This is a discussion Matt and I have had for years—whether a formal qualification is needed or not. I believe it is. The industry is continuing to mature and now starting to expect some formal education, especially when hiring new staff. As an industry, we deserve it too.
The reasons I think a formal qualification is a strong advantage in UX is related to the age-old issue with tertiary education in the fields of design and technology often being somewhat 'out of touch' with industry practice. While I'm not advocating for irrelevant course subjects or defending courses stuck in the dark ages, we still need to remember that 'capital D' design (progressive, helpful, considered design) is a sophisticated but learnable field with a long and rich history. Compare web design with a design field like industrial design—as a relatively young industry, we web designers don't have a very good reputation for design rigour.
I would like UX design to be part of the return to 'capital D' design for digital, and that means that people entering the UX field should be learning some things that, arguably, have no place in day-to-day UX design:
- design theory—a solid baseline in robust processes, visual communication skills, psychology. Industry often goes around in circles, or persists with outdated thinking because they haven't sat down and thought about things properly.
- space for debating design ethics
- plenty of exposure to mentors and people whose job it is to teach you
- being part of a generation of graduates who can grow their careers together
- space and permission to fail at things, to teach yourself, and start good habits without any commercial pressures on you
- a history of our field—where did UX come from? Where is it going? A lot of people don't know, and they think UX is brand new.

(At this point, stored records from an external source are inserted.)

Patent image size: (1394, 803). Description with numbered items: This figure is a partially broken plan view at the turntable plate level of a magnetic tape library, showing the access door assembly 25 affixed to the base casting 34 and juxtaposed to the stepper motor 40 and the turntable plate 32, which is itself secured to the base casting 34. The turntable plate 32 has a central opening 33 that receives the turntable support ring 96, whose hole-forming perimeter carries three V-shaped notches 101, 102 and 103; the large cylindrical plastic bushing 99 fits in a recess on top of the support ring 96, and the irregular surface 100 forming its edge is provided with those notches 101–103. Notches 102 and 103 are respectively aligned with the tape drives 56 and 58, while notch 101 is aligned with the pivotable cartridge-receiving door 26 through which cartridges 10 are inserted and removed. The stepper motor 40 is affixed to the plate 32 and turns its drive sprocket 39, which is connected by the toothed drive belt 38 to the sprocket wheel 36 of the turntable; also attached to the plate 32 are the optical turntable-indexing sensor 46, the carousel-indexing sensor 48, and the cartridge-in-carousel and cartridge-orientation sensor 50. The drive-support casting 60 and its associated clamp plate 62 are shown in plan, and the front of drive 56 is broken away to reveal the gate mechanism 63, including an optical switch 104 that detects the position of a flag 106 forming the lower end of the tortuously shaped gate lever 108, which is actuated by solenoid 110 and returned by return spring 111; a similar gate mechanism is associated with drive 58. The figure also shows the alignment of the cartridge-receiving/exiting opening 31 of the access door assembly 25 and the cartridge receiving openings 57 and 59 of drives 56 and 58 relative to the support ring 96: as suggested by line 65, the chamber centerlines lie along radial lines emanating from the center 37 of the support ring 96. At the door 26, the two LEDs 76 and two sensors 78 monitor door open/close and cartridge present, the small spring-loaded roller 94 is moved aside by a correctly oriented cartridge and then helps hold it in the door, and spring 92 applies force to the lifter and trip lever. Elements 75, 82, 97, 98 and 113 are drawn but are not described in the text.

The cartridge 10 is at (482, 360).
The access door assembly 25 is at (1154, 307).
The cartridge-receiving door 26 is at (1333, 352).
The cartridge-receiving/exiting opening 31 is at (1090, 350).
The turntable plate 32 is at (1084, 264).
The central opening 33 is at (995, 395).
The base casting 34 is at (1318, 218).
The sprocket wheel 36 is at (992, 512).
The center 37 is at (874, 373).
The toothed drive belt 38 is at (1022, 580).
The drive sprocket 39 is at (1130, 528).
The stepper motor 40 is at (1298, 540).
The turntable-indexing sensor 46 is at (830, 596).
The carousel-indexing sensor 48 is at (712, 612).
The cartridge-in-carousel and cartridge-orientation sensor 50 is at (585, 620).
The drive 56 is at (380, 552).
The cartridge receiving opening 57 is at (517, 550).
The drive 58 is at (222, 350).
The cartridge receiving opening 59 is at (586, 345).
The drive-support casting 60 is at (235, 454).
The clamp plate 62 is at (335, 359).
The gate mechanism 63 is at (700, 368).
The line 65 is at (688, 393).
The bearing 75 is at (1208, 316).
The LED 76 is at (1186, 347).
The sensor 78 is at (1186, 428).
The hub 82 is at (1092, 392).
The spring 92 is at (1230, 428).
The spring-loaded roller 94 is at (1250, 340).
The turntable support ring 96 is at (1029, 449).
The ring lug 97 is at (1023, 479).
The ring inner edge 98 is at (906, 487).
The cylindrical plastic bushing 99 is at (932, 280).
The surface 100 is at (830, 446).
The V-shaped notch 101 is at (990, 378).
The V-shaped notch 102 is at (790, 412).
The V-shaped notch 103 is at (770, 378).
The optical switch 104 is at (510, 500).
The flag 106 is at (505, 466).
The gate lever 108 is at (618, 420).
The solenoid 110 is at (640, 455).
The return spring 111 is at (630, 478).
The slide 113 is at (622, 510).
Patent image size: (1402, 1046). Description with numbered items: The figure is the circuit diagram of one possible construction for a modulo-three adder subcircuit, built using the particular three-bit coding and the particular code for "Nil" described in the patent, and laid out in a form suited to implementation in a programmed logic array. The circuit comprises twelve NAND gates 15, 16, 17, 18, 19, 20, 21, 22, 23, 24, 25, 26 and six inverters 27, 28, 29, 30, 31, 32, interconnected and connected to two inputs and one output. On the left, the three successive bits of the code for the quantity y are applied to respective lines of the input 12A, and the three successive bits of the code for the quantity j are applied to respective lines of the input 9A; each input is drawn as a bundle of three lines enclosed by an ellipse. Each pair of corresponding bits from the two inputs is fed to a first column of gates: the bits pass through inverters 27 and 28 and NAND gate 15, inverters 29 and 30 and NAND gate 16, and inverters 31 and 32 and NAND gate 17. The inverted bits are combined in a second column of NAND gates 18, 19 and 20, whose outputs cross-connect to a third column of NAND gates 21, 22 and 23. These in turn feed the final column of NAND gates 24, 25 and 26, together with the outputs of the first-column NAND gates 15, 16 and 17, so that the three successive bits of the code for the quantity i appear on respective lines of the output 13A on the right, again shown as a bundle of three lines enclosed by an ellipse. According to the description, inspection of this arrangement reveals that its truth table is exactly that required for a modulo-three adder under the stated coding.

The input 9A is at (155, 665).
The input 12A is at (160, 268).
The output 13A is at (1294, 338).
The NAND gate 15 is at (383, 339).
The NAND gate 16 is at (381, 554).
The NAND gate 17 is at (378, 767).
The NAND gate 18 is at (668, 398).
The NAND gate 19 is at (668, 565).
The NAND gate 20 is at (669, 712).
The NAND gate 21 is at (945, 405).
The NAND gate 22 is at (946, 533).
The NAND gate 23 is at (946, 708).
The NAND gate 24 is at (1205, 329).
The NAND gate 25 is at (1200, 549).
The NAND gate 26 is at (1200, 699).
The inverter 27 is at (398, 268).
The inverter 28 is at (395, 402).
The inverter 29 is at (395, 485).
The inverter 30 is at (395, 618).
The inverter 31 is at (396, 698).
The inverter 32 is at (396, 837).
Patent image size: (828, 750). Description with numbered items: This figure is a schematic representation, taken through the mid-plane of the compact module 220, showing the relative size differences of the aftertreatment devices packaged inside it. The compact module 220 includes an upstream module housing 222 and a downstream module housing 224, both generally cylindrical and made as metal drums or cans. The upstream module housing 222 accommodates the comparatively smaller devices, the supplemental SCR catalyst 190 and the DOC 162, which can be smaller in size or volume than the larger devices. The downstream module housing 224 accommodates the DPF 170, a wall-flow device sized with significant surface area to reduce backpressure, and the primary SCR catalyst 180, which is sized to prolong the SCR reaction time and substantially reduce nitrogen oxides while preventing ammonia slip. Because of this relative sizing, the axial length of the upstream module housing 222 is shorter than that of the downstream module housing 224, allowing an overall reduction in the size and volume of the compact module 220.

That hurts our ability to learn from our industry ancestors.
- some feel for an industry 'canon'—who are the pioneers and thought leaders? why are they worthy of respect? When practicing it's easy to become niche and lose sight of some broader references.
- setting an expected baseline of professional standards—things like proper certification and accreditation have an important role in holding the UX field accountable
These things get squeezed out if we only learn on-the-job, and they're things that only designers with decades of experience manage to pick up by themselves. If we exposed this knowledge and wisdom to the upcoming generations of UX designers, they could better stand on the shoulders of their predecessors, and hopefully do some things to honestly make the world better.
I would hope that formal design education would also leverage UX out of a perceived role in using psychology to manipulate customers so we can increase commercial sales. We're better than that, and as designers we have a moral obligation to stop filling the world with time-wasting and poorly-designed objects. My hero for this topic is Victor Papanek, and his book "Design for the Real World" which was written in 1971. It's combative and opinionated, but says many things we seem to have forgotten about and still need to hear.
I'll ping you an email and see if I can introduce you to someone established in Istanbul.